Dir: Patty Jenkins. Featuring: Gal Gadot, Chris Pine, Kristen Wiig, Pedro Pascal, Robin Wright, Connie Nielsen. 12A, 151 mins
We’ve seen superheroes break the fourth wall before. Deadpool, Ryan Reynolds’s anarchic mutant, loved to look down the lens and deliver something off-colour. It was all meant to be one, big in-joke – an acknowledgement of the implicit absurdity of the comic-book genre, where grown adults put on spandex and take swipes at each other in a car park (somehow, they always end up in a car park). But when Gal Gadot’s Diana Prince gently turns to face her audience, in a crucial (but unforced) moment in Wonder Woman 1984, she does so in earnest. She speaks to us. It feels startingly, and refreshingly, forthright.
Director Patty Jenkins has here built on the achievements of 2017’s Wonder Woman – a hit with audiences and critics, marking a sea change in DC’s then creatively inert “Extended Universe”. Her sequel is an opportunity to dig a little deeper into the superhero phenomenon, to look around and see a world bristling with pain and fear, where fantasies of godly saviours coming down from the skies provide the most direct and simplest of comforts. This may be another $200m film, belched out of the studio production line, but Jenkins’s gift as a filmmaker is her unwavering sense of humanity.
Wonder Woman 1984 is a piece of hopeful, uncynical filmmaking. And it’s ambitious enough to make up for its minor flaws – a little awkward CGI here, some clunky exposition there. Jenkins, alongside co-writers Geoff Johns and David Callaham, circle around ideas of power, truth, and desire – of what it means to be seen and recognised by the world. Diana’s look into the camera gives those ideas that extra punch.
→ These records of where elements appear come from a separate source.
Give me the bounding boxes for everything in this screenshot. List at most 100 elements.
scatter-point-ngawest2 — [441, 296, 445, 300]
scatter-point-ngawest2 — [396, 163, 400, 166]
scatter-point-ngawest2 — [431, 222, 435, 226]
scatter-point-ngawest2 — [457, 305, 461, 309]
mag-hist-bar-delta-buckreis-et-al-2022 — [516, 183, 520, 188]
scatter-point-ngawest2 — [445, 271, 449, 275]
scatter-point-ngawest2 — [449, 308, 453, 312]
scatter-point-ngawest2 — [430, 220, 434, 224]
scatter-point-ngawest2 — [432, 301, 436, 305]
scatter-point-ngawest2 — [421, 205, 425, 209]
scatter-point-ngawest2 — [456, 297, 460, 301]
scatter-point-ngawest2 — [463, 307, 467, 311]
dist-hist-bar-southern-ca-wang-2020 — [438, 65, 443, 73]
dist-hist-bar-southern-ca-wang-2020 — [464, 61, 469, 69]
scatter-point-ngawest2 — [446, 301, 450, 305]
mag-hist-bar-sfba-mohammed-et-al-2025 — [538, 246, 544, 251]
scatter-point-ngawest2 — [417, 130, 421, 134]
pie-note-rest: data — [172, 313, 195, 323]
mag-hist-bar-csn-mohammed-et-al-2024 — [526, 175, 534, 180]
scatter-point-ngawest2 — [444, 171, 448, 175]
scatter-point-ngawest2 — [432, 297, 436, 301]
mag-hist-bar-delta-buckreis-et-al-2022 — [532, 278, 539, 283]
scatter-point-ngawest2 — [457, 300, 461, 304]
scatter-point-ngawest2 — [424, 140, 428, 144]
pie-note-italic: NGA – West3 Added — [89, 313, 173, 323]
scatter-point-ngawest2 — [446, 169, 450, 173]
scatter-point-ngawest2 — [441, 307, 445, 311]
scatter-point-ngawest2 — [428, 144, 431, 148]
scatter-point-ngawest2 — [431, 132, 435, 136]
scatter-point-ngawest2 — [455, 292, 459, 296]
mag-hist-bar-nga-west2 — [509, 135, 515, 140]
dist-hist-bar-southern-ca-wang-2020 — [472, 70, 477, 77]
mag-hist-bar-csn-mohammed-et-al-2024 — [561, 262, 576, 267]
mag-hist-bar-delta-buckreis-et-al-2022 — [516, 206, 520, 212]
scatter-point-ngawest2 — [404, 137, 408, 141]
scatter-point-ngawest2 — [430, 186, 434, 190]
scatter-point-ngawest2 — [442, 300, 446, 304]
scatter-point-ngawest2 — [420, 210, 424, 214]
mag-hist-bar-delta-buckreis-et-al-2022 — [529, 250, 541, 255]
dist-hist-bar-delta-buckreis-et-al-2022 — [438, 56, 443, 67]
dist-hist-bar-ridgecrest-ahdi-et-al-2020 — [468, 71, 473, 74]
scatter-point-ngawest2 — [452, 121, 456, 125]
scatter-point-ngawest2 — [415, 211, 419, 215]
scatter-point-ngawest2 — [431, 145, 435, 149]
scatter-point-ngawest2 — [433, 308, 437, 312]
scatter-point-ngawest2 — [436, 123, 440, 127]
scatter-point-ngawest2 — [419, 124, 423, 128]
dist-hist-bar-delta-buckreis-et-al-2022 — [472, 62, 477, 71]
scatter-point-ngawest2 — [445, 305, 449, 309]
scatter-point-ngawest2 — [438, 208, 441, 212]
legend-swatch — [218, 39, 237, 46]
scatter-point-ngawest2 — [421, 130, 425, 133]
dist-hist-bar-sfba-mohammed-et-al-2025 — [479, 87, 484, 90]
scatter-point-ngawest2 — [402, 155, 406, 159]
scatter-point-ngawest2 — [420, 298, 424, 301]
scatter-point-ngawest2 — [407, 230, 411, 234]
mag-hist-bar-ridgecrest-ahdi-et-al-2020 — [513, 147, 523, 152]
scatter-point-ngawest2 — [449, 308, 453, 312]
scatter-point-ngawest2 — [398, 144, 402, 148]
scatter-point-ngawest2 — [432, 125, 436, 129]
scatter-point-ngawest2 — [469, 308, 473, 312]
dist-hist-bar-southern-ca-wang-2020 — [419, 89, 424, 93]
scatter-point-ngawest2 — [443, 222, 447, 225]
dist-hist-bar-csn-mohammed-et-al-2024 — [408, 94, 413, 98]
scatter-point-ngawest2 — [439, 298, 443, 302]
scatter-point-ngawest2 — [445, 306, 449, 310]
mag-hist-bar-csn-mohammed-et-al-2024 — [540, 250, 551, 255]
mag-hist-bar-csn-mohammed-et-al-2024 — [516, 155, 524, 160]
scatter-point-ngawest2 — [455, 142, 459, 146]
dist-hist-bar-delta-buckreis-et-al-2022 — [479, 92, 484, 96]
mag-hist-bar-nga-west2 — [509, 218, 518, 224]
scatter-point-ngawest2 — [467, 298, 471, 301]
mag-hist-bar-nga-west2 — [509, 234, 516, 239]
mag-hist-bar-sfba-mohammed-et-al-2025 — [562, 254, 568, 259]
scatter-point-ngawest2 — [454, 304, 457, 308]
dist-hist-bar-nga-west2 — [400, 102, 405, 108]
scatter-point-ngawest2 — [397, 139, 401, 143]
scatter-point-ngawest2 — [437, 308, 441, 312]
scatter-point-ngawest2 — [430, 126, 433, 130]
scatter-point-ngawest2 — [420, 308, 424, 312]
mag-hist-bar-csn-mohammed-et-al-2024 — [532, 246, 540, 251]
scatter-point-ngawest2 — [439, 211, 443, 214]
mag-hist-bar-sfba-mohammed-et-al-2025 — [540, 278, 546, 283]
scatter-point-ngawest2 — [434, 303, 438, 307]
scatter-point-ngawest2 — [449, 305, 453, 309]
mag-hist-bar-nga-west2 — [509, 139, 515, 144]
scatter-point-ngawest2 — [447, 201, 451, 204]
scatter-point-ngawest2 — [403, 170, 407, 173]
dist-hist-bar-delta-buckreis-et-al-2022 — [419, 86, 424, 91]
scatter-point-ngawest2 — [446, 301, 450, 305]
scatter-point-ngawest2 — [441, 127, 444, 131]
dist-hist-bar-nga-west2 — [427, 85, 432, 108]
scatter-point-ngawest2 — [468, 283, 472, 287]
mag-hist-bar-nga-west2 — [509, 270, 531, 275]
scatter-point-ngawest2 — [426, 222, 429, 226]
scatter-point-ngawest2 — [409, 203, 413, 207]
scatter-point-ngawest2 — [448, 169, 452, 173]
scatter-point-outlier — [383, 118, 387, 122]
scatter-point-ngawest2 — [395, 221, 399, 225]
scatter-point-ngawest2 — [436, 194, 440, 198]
The film opens with a flashback to Themyscira, Diana’s birthplace, and the all-female haven of the Amazons – a place of golden sand and crystal-clear waters. An elite Olympic games are taking place, as women propel themselves through hoops, ride horses, and shoot arrows. It’s a thrillingly constructed sequence, one that teaches a young Diana (Lilly Aspell) a valuable lesson: “No hero is born from lies.” Hans Zimmer’s excellent score here sees the thunder of chanting, ritualistic voices slowly melt into Eighties synth.
And so the film speeds ahead, revisiting the immortal Diana thousands of years later, in an era of hairspray, aerobics, and consumer excess. Cinematographer Matthew Jensen adds an appropriate Day-Glo sheen to these early scenes, which paint Diana as a sparkly do-gooder, who crushes guns with her bare fists and always takes a moment to inspire the kids. But, at night, she’ll sit and drink wine alone in a restaurant. Then she’ll return home to a dimly lit apartment, filled with reminders of lost friends and her lost love – Steve Trevor (Chris Pine), who sacrificed himself for the good of mankind many decades ago.
A strange object falls into the hands of DC’s Smithsonian Institute, where she’s employed as an antiquities expert. It seems to conjure the unthinkable. Steve returns – unaware that time has passed. Jenkins gives them space to grow together, never prioritising cheap spectacle over the chance to develop these characters. And Gadot and Pine do a fine job of selling their twinkly eyed romance, the unwritten chapters of their relationship hanging between each syllable.
But Diana isn’t the only one brought into this artefact’s orbit. Her co-worker, Barbara Ann Minerva (Kristen Wiig), seems drawn to it. She’s a shy, self-conscious woman who’s retreated into Diana’s shadow – in awe of the capable, beautiful, long-limbed woman before her. Suddenly, Barbara starts to change. She grows stronger and more confident. All eyes turn to her. Jenkins finds nuance in the way visibility can both bring women power and make them a target. Wiig masters the role – at first, it’s the dorky comedy star we all recognise; by the end, there’s a fire we’ve never seen before.
Another pawn at play is Max Lord (Pedro Pascal), a TV personality, business honcho, and flagrant charlatan. Jenkins doesn’t take the obvious bait here and turn him into a blatant Trump metaphor. He’s a purely tragic figure – an immigrant under the spell of the American Dream, who wants only to do right by his son. Pascal, in frenetic form, plays Max as a powder keg. His desperation propels the film.
And the threat feels real – Diana is indestructible in some ways, surprisingly brittle in others. Jenkins’s camera is captivated by her resilience, as it lingers on adoring shots of Diana in action. Every brazen beat of Wonder Woman 1984 feels like it’s arrived to pulverise this miserable year into dust.